Wie viele Feinde stürzen ein Imperium?
Mehr als 1000 Jahre lang war China eine Supermacht, von der in Europa niemand etwas ahnte. China blieb auch deshalb so lange unentdeckt, weil es nie versucht hatte, in Richtung Europa zu expandieren. Ein Grund: Das Land war zu sehr mit internen Machtkämpfen beschäftigt. Um 475 v. Chr. kämpften sieben Dynastien brutal um die Vorherrschaft. Erst 254 Jahre später gelang es dem König der Qin-Dynastie, China zu einem Reich zu vereinen. Er nannte sich „Erster erhabener Gottkaiser von Qin“ - und war ein grausamer Despot. Gewalt und Fortschritt ziehen sich wie ein roter Faden durch die 2000-jährige Geschichte des Chinesischen Reiches - als seine politische und militärische Quelle der Macht.
Britisches Empire als Drogenkartell
Doch das System aus Verschwörungen und Geheimbünden, die immer wieder um die Macht kämpften, war letztlich auch die Ursache für den Untergang des Reiches: China war zu schwach, um sich gegen einen äußeren Feind zu wehren, der das Land nicht einmal militärisch besiegen musste. Seit Anfang des 19. Jahrhunderts flutete das Britische Empire im Stil eines mexikanischen Drogenkartells den chinesischen Markt mit Opium aus Indien. In der Folge kam es zu gewalttätigen Unruhen. Beim Taiping-Aufstand, einem der blutigsten Bürgerkriege der Weltgeschichte, starben 20 Millionen Chinesen - das Reich ging unter. China hatte es an den Drogenhandel verloren.
Faktor 5: Drogen
Die USA stehen heute vor einem ähnlich dramatischen Problem: 36 Millionen Amerikaner konsumieren pro Jahr ca. 350 Tonnen Kokain, das über die mexikanische Grenze ins Land gebracht wird.
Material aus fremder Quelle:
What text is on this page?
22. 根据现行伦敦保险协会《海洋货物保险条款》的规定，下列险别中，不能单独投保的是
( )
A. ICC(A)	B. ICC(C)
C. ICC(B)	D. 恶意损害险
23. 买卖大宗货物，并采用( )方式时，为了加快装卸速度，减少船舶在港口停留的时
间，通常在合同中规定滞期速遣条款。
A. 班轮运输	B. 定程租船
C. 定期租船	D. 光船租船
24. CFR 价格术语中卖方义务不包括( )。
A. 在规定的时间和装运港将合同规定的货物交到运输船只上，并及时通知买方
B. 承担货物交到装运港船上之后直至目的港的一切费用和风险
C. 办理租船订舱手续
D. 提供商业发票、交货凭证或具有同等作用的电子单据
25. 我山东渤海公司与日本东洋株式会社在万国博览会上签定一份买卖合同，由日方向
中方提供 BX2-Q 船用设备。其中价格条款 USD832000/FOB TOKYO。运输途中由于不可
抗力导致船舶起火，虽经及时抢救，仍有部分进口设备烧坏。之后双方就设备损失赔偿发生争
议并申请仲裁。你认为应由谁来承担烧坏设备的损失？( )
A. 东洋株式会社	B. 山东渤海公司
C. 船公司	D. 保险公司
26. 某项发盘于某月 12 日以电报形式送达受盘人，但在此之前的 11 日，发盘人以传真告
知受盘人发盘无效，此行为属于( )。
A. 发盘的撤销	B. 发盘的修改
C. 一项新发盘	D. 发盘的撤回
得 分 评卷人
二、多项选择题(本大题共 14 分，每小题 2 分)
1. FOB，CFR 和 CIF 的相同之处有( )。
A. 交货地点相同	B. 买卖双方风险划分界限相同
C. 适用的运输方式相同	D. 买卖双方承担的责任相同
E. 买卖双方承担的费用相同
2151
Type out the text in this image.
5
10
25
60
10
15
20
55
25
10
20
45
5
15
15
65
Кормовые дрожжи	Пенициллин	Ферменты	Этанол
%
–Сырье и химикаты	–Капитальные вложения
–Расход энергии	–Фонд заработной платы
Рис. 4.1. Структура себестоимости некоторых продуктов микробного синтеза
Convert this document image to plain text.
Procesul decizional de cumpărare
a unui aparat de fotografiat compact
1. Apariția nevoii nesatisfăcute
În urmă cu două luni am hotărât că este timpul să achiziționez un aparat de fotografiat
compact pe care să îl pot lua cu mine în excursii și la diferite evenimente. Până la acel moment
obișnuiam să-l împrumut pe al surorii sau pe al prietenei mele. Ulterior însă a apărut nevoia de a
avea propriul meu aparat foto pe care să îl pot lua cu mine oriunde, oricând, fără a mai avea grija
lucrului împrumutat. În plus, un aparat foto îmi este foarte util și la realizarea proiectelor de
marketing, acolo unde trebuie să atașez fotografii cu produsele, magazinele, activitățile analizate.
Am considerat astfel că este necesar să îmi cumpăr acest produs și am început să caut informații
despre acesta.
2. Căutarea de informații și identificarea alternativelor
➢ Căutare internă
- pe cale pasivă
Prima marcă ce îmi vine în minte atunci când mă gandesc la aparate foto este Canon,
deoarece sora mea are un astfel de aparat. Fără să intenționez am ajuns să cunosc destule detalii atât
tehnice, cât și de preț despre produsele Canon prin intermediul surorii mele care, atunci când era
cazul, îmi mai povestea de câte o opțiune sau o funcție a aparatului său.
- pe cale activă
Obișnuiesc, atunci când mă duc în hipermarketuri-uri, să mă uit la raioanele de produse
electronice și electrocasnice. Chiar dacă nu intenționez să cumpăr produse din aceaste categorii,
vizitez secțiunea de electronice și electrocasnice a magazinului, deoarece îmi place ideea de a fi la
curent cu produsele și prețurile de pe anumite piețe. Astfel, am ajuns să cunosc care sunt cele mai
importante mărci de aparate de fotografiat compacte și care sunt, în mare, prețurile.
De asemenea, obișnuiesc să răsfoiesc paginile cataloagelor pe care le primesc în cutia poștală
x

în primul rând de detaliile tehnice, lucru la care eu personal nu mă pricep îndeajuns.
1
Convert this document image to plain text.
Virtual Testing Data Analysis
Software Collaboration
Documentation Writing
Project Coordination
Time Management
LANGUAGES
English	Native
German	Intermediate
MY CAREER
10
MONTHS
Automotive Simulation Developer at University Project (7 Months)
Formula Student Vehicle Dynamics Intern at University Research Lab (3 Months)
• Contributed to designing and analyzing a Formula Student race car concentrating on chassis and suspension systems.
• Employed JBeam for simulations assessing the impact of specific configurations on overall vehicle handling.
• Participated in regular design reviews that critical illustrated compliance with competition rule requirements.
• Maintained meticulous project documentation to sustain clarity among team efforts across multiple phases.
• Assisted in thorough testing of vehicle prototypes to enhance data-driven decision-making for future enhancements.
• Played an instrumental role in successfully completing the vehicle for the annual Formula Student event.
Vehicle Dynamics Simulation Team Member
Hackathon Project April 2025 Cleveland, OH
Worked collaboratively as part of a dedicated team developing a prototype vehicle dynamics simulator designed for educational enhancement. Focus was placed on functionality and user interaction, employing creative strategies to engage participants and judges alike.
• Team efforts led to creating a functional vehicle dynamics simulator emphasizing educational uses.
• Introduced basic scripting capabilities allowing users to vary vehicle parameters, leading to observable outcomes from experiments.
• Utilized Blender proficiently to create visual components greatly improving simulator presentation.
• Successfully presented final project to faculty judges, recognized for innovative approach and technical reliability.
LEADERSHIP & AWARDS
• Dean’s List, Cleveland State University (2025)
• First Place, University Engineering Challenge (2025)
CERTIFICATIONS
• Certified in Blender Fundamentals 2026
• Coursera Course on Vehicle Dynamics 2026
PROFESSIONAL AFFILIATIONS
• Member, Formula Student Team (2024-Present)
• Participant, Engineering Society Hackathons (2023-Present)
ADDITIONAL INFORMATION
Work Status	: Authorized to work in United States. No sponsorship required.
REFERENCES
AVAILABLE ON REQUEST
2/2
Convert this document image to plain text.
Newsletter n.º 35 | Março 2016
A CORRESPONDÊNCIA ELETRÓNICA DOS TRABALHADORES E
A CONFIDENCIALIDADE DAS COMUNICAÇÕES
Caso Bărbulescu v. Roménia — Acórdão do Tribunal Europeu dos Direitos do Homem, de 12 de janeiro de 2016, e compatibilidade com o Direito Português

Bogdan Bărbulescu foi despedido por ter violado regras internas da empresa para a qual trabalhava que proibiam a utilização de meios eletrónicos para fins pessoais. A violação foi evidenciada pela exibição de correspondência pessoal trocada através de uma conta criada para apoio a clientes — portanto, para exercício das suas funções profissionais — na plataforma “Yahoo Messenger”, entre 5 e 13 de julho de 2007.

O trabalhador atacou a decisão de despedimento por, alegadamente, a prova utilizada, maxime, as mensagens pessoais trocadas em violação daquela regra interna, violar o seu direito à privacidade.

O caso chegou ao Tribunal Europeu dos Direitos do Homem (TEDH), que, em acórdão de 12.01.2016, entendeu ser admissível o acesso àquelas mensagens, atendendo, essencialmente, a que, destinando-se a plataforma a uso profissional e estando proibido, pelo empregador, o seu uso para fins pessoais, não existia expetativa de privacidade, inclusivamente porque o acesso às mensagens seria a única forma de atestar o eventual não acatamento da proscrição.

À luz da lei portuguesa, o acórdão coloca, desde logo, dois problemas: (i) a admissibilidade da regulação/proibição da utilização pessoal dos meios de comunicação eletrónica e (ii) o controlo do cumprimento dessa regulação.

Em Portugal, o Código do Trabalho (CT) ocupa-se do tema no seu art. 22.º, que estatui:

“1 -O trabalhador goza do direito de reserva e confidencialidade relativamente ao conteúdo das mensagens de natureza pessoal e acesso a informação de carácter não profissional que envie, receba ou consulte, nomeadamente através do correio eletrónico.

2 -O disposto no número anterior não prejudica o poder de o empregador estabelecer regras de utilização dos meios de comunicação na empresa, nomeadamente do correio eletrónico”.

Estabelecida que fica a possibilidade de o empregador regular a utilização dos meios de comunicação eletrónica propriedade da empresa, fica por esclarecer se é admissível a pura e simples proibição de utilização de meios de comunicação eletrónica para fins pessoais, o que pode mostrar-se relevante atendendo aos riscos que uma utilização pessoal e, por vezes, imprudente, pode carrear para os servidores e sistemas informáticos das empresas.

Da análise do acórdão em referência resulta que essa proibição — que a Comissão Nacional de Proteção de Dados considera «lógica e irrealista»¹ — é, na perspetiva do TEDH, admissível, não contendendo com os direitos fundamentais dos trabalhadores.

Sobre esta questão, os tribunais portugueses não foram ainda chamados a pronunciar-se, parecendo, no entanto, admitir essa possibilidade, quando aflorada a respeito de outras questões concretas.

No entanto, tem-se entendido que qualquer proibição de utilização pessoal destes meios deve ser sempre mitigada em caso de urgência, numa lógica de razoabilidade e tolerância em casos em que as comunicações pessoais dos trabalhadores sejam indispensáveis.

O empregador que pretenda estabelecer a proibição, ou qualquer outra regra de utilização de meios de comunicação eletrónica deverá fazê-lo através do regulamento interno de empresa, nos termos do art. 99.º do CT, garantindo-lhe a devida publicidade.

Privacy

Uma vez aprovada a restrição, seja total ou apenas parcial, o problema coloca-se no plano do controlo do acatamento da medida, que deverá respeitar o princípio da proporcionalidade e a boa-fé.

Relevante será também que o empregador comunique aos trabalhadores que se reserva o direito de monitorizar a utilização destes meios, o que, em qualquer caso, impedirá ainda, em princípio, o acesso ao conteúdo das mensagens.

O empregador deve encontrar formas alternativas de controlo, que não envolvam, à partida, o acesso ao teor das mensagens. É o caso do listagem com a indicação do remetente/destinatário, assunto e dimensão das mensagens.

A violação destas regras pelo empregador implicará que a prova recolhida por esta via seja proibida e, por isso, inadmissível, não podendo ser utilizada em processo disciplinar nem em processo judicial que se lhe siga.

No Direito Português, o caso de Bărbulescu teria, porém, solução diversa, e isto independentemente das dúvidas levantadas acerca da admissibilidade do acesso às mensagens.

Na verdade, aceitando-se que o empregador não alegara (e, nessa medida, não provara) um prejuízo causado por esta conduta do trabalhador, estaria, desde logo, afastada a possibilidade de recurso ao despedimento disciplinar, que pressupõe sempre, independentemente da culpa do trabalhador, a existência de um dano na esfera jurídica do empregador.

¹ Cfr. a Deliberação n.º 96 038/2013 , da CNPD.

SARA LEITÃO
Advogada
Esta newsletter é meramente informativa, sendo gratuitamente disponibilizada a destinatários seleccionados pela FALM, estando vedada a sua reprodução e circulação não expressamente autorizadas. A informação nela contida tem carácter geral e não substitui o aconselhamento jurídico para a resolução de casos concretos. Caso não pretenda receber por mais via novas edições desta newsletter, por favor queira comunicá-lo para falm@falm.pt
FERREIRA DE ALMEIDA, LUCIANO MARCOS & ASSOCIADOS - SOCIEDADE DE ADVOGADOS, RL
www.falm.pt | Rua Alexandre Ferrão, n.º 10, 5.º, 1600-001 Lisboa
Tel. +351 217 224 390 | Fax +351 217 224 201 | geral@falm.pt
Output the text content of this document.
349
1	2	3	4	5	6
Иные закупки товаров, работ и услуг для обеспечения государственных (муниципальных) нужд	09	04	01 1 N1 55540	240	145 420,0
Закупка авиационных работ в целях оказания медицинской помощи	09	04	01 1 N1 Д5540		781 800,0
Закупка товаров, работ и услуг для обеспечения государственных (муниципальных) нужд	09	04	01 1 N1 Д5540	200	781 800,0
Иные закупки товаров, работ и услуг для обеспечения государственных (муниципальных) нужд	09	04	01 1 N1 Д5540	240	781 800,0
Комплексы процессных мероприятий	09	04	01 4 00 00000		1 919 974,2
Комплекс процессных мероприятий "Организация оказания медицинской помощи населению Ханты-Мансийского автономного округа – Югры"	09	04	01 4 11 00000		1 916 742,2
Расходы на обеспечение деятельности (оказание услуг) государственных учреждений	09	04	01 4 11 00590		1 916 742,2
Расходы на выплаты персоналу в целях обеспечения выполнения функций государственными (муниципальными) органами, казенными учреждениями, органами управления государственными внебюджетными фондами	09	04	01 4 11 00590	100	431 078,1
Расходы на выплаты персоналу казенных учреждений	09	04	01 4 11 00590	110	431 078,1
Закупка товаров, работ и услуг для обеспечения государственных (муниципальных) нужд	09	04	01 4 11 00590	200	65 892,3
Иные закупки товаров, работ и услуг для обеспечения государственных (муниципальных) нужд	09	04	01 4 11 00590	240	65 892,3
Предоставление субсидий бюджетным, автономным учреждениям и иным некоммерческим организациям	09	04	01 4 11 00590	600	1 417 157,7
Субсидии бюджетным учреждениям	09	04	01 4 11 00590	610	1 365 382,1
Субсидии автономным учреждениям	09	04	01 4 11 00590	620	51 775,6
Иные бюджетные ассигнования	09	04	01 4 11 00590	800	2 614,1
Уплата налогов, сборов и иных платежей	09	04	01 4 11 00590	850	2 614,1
Jährlich wandern 30 Mrd. Dollar in die Hände der Drogenkartelle, die mittlerweile mehr Geld besitzen als manche europäische Staaten und in den USA immer einflussreicher werden.
Wie viel Freiheit hält ein Imperium aus?
Freiheit, Gleichheit, Brüderlichkeit. Für Napoleon Bonaparte sind das mehr als nur die Schlagworte der Französischen Revolution – diese Begriffe sind seine Mission. Er will ganz Europa von den Ketten der Monarchie befreien.
Reine Machtpolitik statt Freiheit
Doch der Mann, der ausgezogen war, die Adelsherrschaft in Europa zu beenden, beginnt sich in Widersprüche zu verstricken. Er, der Königshasser, lässt sich selbst zum Kaiser krönen und verspielt so die Sympathien aller freiheitsliebenden Europäer. Sein Wille, Europa zu reformieren und neu zu gestalten, verkommt zur reinen Machtpolitik. Größenwahn beherrscht fortan sein Denken. Der Russlandfeldzug 1812 besiegelt seinen Untergang - und den des Napoleonischen Weltreichs gleich mit. Napoleons Stärke erwuchs aus der Überzeugung, einer gerechten Mission zu dienen. Das Schlimmste, was er tun konnte, war, diesen Gedanken zu verraten.
Faktor 6: Größenwahn
Als die USA 1917 in den Ersten Weltkrieg eintraten, wollten auch sie mit einer Mission die Welt verändern. Der damalige Präsident Woodrow Wilson hatte sie so formuliert: einen Krieg zu führen, um alle Kriege zu beenden. Wilsons Annahme erwies sich als falsch. Jeden Krieg haben die USA seitdem angeblich im Namen der Demokratisierung geführt. Schlimmer noch: Die Fotos von Gräueltaten der US-Armee im Irak, die Foltervorwürfe und Kriegslügen der US-Regierung unter George W. Bush haben den Glauben an die Wahrhaftigkeit der amerikanischen Mission weltweit stark erschüttert. Wie gesagt - eine Mission zu haben macht stark, sie zu verraten kann den Untergang bedeuten.